As per Society of Indian Automobile Manufacturers (SIAM) total passenger vehicle (PVs) sales in May 2022 increased 185% y-o-y on a low base, to 251,052 units. This is higher than pre-pandemic levels of May 2019. Three-wheeler sales jumped manifold to 28,542 units sold in May 2022 against 1,262 units sold in May 2021. While two-wheeler sales rose over 253% to 1,253,187 units against 354,824 units sold in May 2021. Three-wheelers and two-wheelers sales are yet to surpass the pre-pandemic level of May 2019. Recent government interventions regarding semiconductor chips would help in easing of the supply-side challenges, but hike in repo-rates by RBI and increase in 3rd party insurance rates, could become more challenging for the customers, thereby impacting demand.
The GST revenue for the month of May stood at Rs 1,40,885 cr. The numbers have surged 44% as against Rs. 97,821 cr during the corresponding period of preceding fiscal. GST collection crossed Rs.1.40 lakh cr mark 4th time since inception of GST; 3rd month at a stretch since March 2022, though it is significantly lower than the Rs.1.68 lakh cr clocked in April 2022. The CGST accounted for Rs.25,036 cr, SGST for Rs 32,001 cr and IGST for Rs 73,345 cr. Total revenue for Centre and states stood at Rs 52,960 cr and Rs 55,124 cr respectively.
Fitch Ratings upgraded the outlook on India’s sovereign rating to ‘stable’ from ‘negative’ after two years, citing diminishing downside risks to medium-term growth on rapid economic recovery. They kept the rating unchanged at ‘BBB-‘. The agency in June 2020 revised the outlook for India to ‘negative’ from ‘stable’ on grounds that the coronavirus pandemic had significantly weakened the country’s growth outlook. The agency cut the economic growth forecast to 7.8% for the current fiscal from the 8.5% prediction it made in March due to the inflationary impact of the global commodity price shock. The Reserve Bank retained its GDP growth forecast at 7.2% for the current fiscal but cautioned against negative spillovers of geopolitical tensions and a slowdown in the global economy. India’s economy grew by 4.1% in the January-March quarter of 2021-22.
There has been a sharp correction in markets & Nifty 50 is trading at a trailing P/E ~18x, forward 15-16x P/E. So per se NIFTY is not very expensive. A 5-10% fall in markets is always possible, but a crash looks unlikely as we will have strong earnings support.
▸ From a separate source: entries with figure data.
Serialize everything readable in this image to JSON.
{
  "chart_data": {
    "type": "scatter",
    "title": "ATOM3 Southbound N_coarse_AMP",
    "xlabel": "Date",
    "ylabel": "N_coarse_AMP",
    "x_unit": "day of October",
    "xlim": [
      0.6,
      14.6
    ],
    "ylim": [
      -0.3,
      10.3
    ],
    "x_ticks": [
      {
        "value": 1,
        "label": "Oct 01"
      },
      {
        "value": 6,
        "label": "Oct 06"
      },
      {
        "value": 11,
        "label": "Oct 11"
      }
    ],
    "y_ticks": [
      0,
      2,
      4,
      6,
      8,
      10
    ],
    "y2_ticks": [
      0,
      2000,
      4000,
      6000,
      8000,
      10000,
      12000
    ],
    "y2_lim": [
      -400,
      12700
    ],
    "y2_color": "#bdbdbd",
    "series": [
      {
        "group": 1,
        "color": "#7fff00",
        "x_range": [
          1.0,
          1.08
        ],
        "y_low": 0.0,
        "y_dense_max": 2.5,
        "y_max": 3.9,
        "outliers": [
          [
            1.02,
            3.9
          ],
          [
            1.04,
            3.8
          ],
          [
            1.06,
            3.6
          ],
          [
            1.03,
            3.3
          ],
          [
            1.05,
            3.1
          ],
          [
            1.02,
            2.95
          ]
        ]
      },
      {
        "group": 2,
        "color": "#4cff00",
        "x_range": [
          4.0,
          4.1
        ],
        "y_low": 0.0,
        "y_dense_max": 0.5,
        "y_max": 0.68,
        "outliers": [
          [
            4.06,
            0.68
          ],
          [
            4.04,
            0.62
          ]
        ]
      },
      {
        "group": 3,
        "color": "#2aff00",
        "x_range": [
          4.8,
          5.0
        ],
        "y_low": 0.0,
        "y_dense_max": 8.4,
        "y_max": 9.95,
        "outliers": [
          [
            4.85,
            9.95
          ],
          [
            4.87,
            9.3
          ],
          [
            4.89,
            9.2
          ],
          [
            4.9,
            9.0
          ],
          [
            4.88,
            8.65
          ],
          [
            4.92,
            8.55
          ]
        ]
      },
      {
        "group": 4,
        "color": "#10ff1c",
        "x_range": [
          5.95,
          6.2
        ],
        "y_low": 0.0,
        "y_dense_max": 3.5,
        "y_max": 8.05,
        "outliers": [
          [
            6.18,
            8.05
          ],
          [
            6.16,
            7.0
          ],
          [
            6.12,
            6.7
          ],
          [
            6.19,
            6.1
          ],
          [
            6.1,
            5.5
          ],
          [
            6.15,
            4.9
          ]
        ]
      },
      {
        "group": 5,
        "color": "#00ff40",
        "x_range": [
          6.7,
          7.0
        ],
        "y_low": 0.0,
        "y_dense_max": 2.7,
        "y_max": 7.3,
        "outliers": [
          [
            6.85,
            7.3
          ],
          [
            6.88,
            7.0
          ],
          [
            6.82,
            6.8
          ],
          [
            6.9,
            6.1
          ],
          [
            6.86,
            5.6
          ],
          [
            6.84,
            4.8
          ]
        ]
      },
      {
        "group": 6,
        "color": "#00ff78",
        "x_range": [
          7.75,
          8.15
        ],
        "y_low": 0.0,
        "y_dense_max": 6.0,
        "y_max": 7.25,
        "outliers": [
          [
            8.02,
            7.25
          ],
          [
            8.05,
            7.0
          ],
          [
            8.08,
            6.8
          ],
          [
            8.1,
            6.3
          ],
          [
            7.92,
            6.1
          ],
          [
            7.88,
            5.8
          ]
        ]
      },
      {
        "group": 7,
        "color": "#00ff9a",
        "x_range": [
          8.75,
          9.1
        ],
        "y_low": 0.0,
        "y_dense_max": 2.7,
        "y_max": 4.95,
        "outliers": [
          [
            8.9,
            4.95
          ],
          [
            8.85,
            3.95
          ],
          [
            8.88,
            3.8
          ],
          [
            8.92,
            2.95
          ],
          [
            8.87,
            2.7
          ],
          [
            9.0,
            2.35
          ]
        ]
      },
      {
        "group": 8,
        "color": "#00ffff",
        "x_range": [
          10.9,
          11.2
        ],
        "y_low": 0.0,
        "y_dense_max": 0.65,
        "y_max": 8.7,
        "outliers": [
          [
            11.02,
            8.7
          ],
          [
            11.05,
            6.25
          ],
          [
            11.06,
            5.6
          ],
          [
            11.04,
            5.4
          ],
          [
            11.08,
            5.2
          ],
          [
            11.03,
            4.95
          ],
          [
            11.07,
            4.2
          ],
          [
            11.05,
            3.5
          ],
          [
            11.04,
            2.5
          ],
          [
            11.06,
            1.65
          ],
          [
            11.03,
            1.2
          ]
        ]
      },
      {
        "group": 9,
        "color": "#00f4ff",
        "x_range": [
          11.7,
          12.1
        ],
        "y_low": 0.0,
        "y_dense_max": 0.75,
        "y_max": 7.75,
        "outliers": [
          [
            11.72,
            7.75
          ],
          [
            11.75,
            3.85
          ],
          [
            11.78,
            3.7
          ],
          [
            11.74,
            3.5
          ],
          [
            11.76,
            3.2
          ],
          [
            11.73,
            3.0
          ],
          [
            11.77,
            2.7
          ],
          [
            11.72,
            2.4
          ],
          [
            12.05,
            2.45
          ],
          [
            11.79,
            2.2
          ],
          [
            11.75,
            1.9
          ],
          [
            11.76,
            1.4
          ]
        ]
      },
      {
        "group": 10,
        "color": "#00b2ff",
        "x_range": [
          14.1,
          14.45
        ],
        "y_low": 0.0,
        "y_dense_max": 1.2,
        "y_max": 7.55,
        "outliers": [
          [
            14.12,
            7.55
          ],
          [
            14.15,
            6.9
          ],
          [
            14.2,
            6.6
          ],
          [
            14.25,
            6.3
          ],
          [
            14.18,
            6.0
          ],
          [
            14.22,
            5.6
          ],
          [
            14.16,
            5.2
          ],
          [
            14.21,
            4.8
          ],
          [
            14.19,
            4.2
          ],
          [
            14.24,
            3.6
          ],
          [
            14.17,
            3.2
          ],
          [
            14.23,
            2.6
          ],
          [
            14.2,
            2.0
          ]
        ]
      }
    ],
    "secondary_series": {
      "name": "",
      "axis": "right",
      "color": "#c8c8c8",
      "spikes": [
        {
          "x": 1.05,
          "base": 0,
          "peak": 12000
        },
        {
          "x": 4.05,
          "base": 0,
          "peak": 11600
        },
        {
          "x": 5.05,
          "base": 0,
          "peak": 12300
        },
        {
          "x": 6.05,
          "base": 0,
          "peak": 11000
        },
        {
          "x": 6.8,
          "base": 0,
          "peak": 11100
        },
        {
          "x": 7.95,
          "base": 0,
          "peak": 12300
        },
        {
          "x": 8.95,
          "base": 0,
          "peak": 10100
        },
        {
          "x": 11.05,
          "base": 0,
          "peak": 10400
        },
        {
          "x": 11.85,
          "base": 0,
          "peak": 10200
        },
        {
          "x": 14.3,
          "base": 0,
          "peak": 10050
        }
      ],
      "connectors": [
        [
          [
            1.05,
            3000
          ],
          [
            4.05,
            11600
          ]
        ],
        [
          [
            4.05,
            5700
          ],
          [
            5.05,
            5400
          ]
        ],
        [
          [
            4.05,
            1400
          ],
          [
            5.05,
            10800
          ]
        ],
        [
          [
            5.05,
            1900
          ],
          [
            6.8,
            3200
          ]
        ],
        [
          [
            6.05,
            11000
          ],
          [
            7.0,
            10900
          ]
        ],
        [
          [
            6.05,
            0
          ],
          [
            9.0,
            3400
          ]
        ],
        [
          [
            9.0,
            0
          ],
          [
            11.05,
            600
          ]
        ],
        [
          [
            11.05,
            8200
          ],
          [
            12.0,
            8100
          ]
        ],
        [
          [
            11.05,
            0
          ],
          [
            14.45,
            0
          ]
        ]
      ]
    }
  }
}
Globally high inflation, rising interest rates coupled with a slowdown is worrying as there are fears of stagflation. The frontline indexes have corrected sharply below 15300 NIFTY, we feel proper stock picking will be critical. The LIC IPO has been disappointing and the stock is ~30% below issue price. GST collections have remained above Rs.1.4 lakh cr. IIP numbers need to sustain. With crude around $120/bbl further rise in inflation is possible. With the FED & RBI increasing rates continuously all eyes remain on the inflation number. We strongly advise investors to continue their SIPs in equity funds & if possible increase the amount. This is a very good buy on dips market & should be bought in a staggered manner.
Sabyasachi Paul has been associated with equity research and advisory on equity markets in India for over 14 years & currently heads the equity research desk of Eastern Financiers Ltd, Kolkata.